I'm pretty sure I'm sympathetic to the end point of this line of thinking, but I think saying Hercules is mundane is stretching quite far. He is the child of a god. He is literally MADE of the world of the unseen and omnipotent. There are a lot of examples of actual badass normals in myth, so I think your overall point stands OK, for a mythic-style game. But a lot of games hit 14th level and aren't playing superhero godlings. Mandating a game-style change like that is problematic for the game.
14th-level rogues don't HAVE to be mythical bandit kings.
No they don't. You can add yet another definition to the word "level" and change the game. You can introduce any of a thousand different hypotheticals. But these hypotheticals have nothing to do with D&D Next until someone puts them into D&D Next.
D&D Next as it stands gives certain characters explicit power based on their level. Those characters are spellcasters. When you go back to spells strictly given out as treasure and never part of the advancement of characters then tiers become part of the treasure to hand out. D&D does not do this - so at least some of the classes have tiers not as treasure but as advancement. Making your link somewhat less relevant than a link to GURPS rules.
14th level rogues in the current version of D&D Next have to be mythical bandit kings
or levels do not make sense.
Learn how saints work and get back to me on that.
You can only be declared a saint after death. And
saints are something that exist in the real world.

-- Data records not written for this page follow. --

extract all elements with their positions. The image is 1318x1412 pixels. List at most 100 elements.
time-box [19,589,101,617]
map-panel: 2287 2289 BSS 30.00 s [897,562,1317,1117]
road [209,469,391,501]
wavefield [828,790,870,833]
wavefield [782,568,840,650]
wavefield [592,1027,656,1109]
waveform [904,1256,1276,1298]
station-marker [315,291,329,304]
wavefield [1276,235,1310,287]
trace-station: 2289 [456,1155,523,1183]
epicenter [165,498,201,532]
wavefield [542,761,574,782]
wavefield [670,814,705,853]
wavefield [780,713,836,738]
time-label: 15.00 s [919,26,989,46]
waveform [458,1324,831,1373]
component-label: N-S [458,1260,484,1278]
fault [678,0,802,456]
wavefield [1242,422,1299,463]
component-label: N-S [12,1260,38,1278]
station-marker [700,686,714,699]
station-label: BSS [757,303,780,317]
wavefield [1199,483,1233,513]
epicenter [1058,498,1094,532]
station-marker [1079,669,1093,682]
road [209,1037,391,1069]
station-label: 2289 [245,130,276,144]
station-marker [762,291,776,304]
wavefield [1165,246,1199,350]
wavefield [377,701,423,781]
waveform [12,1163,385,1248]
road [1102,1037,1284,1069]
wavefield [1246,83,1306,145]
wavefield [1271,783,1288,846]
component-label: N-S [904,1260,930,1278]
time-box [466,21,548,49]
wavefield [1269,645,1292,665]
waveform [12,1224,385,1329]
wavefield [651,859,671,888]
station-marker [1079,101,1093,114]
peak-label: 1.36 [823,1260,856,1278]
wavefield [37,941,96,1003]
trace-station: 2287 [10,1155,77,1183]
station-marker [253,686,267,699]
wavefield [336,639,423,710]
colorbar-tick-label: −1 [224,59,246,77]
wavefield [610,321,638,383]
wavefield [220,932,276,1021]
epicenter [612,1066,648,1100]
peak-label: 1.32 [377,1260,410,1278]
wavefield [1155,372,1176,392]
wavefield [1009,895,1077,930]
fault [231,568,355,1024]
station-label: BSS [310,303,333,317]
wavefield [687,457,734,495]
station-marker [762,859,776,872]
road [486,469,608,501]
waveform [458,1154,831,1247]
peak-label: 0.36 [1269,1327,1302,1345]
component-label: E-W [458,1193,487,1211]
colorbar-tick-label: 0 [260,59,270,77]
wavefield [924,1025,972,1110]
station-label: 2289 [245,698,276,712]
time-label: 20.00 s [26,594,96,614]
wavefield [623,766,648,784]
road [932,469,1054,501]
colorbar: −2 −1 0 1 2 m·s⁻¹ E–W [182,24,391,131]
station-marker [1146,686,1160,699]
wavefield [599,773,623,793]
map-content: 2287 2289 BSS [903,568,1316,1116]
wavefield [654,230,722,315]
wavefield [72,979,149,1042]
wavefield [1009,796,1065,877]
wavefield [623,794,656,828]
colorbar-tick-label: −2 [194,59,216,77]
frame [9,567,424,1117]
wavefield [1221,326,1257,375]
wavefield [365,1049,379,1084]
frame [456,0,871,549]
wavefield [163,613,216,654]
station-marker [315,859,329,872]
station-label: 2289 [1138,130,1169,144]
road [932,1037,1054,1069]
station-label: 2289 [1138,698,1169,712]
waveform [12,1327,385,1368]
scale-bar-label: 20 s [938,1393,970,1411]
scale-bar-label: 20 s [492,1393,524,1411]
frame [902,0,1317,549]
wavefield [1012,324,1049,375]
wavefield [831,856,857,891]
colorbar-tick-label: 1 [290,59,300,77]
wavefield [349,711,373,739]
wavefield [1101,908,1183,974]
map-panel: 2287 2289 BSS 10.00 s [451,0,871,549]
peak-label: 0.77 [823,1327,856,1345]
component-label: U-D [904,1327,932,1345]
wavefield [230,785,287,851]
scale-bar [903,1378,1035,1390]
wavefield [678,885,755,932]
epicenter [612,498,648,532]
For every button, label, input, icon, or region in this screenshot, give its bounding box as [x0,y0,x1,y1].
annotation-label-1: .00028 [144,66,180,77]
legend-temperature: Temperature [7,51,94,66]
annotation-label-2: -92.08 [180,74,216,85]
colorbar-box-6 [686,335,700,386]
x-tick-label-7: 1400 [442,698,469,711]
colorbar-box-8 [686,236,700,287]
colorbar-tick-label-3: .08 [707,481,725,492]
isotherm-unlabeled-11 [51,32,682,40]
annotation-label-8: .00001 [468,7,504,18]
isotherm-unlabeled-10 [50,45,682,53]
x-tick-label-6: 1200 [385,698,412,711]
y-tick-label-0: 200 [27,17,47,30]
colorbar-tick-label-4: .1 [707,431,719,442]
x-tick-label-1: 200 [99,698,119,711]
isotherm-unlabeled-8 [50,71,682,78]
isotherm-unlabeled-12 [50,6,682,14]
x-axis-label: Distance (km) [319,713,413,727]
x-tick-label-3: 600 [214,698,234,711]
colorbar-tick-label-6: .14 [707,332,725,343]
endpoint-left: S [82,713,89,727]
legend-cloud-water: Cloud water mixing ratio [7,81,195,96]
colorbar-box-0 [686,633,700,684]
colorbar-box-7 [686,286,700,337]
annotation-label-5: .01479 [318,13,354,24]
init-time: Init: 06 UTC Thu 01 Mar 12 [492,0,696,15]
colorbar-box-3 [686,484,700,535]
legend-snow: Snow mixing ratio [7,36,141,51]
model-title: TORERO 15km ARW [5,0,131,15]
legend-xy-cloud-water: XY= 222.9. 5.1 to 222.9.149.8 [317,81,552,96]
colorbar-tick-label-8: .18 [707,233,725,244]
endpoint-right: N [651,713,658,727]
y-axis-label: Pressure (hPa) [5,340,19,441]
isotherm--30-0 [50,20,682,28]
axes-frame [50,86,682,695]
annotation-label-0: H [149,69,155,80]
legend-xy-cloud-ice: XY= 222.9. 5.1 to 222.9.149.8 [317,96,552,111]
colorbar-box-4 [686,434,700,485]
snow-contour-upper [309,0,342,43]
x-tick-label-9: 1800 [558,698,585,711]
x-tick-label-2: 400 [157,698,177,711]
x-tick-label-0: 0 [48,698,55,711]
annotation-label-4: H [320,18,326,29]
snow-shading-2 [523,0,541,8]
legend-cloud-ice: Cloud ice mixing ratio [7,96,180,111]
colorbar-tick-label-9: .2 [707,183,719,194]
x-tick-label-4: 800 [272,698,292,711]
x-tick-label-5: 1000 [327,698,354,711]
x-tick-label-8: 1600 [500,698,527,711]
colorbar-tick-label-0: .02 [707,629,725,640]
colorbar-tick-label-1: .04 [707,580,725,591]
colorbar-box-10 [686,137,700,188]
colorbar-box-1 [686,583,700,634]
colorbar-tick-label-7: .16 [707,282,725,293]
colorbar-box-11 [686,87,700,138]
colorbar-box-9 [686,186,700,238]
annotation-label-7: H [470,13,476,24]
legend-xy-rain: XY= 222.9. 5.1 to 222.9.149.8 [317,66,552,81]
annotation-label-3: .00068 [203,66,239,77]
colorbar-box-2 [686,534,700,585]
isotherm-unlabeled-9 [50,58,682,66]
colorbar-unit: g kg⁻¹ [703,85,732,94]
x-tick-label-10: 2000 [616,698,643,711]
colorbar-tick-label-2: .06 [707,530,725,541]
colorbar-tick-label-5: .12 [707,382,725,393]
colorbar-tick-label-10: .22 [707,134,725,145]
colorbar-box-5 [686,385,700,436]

For me, this is kind of a game-play issue. If what works against every other monster works against dragons, dragons work just like every other monster, and aren't awesome battles of legend.
For me, Dragons are
the most awesome monsters going. There's no way to simply punk them and they all need to be treated with care. A gimmick monster like a real (i.e. not 3.5) golem is a gimmick monster and that gimmick makes the fight. Dragons need no gimmicks. And there is
no easy way to beat them. The reason you can ambush them if you get dragons right is that you
must ambush them to stand a chance.
A reply that's wicked through and through?
No one gets to play gatekeeper on what is a "real" dragon and what is a "knock off."
But you have been doing just exactly this. You have been saying dragons should get various properties like exceptional senses that are not part of the core concept. You object that the rogue shouldn't be able to sneak up on the dragon.
You are trying to play gatekeeper.
And I disagree. A wyvern in a lot of mythology is a knock-off dragon.
No one said otherwise. But whether those 14th level effects are like unto a mythic demideity or whether they are just kind of impressive normal feats is not something that needs to be set in stone and assumed for all players.
Then we can stop setting spells in stone? If level equates to spell then level equates to power. Greater Teleport is way beyond "impressive normal feats". Your entire argument would only make sense if spells had no defined power levels and were simple relative.
14th level D&D needn't be that epic. It's not that epic in 4e, and it's not that epic in E6 and not every DM likes that epic feel. Let's not pretend there is only one correct way to play, only one correct dragon to fight, and only one correct way to view a 14th-level rogue.
In 4e and in e6 the 14th level wizard doesn't have greater teleport and plane shift. If the rogue can't keep up with the wizard
then the rogue's level should be capped at the last point at which they can. And we are talking about the December playtest packet of D&D Next. A game in which the level 14 wizard does have greater teleport, plane shift, and invisibility. So a 14th level rogue should be as awesome as someone with greater teleport, plane shift, and invisibility.
If you don't like characters being that awesome
don't play at that high level. If you don't think wizards should be that awesome
petition to have wizards power level capped. That's unless you want the rogue to be the wizard's bumbling sidekick. Or you want the rogue to be capped at level 7 - so the massive power difference is actually reflected by the game rather than fooling people through false labelling.
Because things stand, level 13 means "The level when wizards get Greater Teleport and Plane Shift" amongst other things.